The return of IRS has ended the data drought in print

Four panelists from marketing, research, media services and publishing — Abhishek Gupta, CMO, Edelweiss Tokio Life Insurance; Ashish Karnad, executive director, Nielsen; Himanka Das, CEO, Vizeum; and Malcolm Raphael, senior vice-president, Times Group — dissected the findings of the IRS 2019 Q1 and answered a range of queries from participants during the Campaign India Webinar organised last week.

15 May 2019 | By PrintWeek India

Karnad kickstarted the proceedings by throwing lights on the methodology implemented by Nielsen while doing the fieldwork of the latest round of Indian Readership Survey (IRS). He dwelled in detail on a range of issues from eliminating the Kish Grid in upscale households to introducing a separate data set for low pick-up levels of publications.

He pointed out that the NCCS D is further shrinking. He said Nielsen has raised the issue with MRUC and other industry bodies that there might be a need to have a more sharply defined socio-economic discriminator than the NCCS.

Raphael pointed out that the data drought in print had ended with the return of the IRS. The absence was even more stark because of the surplus of data about the digital medium and the weekly reportage of the television viewership data.

He said data leads to higher engagement with the medium and added that the company is looking forward to quarterly reports from the IRS.

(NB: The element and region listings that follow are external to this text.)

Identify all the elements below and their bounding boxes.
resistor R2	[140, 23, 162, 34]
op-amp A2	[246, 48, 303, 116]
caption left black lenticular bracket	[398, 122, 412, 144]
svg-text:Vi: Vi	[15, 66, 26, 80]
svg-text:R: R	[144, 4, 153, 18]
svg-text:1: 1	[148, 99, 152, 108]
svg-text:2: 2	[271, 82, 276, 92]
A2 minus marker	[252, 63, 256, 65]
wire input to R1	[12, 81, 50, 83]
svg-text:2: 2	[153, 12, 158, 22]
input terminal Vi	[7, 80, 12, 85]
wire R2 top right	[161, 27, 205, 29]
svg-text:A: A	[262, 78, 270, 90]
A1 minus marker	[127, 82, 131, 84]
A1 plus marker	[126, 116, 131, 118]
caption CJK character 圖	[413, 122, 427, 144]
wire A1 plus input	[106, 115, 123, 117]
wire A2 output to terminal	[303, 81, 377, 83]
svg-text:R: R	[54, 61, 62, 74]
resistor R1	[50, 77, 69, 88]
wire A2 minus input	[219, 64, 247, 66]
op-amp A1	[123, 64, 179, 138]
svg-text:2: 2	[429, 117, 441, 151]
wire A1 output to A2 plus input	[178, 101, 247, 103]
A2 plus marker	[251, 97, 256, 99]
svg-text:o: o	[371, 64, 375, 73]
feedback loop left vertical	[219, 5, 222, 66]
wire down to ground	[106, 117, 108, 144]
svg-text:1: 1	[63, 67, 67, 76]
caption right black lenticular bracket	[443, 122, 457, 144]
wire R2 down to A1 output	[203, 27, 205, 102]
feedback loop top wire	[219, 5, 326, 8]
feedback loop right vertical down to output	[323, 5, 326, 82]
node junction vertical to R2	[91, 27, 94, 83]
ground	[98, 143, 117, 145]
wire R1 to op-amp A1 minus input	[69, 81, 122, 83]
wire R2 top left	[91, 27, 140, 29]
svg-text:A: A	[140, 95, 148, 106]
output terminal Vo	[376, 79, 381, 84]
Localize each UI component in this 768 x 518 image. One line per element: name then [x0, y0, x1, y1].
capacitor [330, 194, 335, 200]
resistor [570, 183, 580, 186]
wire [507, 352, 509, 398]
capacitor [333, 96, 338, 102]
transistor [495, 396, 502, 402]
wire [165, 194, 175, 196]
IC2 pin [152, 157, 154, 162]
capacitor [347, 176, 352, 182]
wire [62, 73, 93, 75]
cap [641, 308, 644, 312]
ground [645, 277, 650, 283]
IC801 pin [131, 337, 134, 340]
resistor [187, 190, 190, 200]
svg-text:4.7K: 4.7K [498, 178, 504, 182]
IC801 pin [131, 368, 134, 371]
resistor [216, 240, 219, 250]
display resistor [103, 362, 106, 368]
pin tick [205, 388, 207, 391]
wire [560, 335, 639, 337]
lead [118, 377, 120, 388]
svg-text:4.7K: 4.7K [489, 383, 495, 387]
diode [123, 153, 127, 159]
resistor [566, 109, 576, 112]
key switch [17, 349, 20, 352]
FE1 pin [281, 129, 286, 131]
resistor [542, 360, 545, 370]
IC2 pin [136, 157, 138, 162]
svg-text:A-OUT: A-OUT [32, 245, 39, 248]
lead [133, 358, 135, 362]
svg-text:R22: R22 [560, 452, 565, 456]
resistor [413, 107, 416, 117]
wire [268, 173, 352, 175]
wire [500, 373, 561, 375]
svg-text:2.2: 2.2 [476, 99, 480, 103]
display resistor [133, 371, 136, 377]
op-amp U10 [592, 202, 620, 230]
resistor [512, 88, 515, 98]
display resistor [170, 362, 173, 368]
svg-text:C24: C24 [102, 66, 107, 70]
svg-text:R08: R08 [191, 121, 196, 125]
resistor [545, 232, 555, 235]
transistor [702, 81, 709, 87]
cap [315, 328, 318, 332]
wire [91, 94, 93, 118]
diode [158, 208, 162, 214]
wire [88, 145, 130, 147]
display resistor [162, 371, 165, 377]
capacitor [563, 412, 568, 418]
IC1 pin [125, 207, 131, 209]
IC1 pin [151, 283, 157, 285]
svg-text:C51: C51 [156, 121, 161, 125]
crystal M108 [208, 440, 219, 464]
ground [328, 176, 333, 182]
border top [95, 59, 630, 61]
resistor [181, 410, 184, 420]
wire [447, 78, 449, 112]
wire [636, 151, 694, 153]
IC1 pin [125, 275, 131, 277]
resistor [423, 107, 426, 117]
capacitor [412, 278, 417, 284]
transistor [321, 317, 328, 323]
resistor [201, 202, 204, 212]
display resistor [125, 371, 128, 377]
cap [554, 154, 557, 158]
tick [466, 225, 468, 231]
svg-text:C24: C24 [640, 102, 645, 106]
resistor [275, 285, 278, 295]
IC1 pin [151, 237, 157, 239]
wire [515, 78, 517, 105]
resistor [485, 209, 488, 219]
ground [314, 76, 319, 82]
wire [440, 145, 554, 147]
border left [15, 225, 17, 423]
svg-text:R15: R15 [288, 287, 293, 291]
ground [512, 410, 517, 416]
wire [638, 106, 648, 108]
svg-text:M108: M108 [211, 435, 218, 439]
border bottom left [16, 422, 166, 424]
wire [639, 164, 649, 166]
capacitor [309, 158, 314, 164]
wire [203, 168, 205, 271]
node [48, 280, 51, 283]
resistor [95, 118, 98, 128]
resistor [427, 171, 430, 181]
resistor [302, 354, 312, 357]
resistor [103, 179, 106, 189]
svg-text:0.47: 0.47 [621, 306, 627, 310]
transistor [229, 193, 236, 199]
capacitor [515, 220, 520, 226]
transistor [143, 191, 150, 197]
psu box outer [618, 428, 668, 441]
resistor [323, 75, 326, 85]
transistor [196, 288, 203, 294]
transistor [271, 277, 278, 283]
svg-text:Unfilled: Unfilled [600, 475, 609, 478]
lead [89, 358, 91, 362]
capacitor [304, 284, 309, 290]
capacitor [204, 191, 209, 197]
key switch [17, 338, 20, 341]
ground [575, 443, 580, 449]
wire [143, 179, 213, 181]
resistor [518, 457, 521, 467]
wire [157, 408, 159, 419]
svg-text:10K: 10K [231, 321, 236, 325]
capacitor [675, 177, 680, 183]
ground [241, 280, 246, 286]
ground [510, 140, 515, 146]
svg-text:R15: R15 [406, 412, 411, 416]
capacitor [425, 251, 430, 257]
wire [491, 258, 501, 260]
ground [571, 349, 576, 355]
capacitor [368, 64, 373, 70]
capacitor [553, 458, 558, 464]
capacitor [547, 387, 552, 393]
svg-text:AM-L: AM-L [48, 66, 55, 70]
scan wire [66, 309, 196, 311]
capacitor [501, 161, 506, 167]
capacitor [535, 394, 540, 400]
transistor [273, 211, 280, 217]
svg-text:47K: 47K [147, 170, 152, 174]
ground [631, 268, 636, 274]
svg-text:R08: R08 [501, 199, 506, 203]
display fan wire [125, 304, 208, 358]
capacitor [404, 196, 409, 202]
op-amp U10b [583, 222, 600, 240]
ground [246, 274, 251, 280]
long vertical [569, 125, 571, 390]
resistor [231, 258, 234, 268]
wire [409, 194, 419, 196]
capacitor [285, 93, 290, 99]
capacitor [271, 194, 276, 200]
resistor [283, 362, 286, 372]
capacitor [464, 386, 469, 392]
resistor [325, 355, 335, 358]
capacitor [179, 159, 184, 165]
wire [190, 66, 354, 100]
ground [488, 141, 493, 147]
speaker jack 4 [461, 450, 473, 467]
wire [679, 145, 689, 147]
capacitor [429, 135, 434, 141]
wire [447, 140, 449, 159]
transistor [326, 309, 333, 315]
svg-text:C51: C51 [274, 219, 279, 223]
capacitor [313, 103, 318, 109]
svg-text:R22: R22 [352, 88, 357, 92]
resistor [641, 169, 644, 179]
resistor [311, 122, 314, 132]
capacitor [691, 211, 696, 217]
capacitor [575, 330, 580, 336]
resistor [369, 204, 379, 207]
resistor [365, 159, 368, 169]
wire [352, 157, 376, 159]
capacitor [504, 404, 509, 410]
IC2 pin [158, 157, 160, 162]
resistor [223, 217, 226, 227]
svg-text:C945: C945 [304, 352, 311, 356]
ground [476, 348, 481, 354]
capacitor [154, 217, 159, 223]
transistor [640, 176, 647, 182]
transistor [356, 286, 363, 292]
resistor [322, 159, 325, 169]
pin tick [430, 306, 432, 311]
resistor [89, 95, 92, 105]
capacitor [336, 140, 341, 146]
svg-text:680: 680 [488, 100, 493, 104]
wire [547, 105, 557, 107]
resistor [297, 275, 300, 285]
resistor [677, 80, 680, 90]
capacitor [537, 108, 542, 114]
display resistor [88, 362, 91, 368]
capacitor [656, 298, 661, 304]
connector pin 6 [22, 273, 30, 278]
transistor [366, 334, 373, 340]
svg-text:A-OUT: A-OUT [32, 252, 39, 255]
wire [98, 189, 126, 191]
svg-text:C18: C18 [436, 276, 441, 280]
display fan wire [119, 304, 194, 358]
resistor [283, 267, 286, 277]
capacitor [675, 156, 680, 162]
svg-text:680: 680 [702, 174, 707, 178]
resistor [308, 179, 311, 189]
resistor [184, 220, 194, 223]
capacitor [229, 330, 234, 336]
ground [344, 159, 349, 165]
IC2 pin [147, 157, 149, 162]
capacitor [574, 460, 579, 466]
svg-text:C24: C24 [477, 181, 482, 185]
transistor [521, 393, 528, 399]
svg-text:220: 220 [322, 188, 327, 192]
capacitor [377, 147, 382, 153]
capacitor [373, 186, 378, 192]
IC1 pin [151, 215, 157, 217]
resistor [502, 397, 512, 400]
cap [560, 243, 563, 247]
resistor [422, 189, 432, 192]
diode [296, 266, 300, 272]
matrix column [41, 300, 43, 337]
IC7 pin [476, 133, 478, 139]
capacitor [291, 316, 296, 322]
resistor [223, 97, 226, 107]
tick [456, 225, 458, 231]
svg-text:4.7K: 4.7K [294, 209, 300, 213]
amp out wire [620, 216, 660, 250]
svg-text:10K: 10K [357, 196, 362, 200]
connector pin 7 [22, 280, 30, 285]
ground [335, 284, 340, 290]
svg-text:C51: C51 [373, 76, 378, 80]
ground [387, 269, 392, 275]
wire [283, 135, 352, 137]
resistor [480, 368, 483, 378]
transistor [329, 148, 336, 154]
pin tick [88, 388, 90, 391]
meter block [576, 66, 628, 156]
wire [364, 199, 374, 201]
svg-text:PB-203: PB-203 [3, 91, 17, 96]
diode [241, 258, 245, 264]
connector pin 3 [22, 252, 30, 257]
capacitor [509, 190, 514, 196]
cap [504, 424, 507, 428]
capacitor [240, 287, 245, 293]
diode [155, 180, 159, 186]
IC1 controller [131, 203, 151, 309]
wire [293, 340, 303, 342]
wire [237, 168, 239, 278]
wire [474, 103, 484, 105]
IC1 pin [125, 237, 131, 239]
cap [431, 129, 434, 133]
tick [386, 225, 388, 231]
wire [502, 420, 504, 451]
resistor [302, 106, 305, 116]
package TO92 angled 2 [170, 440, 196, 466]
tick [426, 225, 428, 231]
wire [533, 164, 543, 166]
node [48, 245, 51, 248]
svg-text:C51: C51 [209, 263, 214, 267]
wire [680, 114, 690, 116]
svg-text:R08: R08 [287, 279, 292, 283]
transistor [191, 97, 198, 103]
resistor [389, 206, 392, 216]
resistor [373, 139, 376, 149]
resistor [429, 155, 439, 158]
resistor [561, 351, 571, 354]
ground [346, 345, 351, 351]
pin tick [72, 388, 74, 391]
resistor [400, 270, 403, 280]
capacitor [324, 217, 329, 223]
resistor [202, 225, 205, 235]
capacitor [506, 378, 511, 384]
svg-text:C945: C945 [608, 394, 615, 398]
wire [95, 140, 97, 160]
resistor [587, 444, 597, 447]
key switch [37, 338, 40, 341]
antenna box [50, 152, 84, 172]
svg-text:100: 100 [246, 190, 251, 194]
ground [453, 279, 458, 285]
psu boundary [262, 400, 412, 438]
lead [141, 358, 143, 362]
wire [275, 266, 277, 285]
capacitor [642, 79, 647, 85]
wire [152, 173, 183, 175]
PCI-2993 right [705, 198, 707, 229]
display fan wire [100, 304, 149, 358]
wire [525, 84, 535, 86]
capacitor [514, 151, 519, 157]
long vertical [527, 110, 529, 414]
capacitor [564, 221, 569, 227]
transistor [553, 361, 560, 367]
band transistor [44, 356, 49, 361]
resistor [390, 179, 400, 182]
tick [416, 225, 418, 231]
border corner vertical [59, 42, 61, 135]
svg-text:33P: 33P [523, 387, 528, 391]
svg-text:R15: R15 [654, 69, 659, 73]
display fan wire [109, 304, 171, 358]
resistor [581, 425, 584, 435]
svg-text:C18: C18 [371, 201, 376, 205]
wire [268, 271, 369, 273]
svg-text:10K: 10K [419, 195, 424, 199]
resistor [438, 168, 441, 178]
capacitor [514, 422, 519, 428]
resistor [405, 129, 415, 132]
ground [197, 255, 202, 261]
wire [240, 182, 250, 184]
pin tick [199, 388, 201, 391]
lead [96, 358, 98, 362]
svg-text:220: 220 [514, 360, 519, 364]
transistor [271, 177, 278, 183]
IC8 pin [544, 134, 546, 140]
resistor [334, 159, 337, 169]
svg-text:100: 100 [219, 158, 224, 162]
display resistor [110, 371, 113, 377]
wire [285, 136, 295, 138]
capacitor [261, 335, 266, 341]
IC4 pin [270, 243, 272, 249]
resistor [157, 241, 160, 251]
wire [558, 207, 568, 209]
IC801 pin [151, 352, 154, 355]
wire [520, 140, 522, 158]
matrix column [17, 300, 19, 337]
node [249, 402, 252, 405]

Gupta highlighted the need for publishers to focus on young readers in their late-teens as this audience was not too enthused with the print medium and consumed their news digitally. Otherwise, the numbers could go down in the times to come, he said.

He added that immediacy of reading newspapers was declining (referring to the Average Issue Readership numbers), which made marketers like him a little uncomfortable. He also urged the fraternity to work towards combining data from BARC, TAM and other service providers to give marketers a unified view of the customer.

Das spoke about consumer evolution that is reflected in studies like the IRS. He said it's not just about reading newspaper, but about engaging with the different sections of the paper instead of the entire whole. He also spoke about digital natives choosing the ePapers instead of a print version. He said it's not just about readers but about the interest level of the audience, and if media experts had to look at opting for the combination of a print newspaper and its eOffering.

The remarks were followed by an engaging question and answer session with the listeners.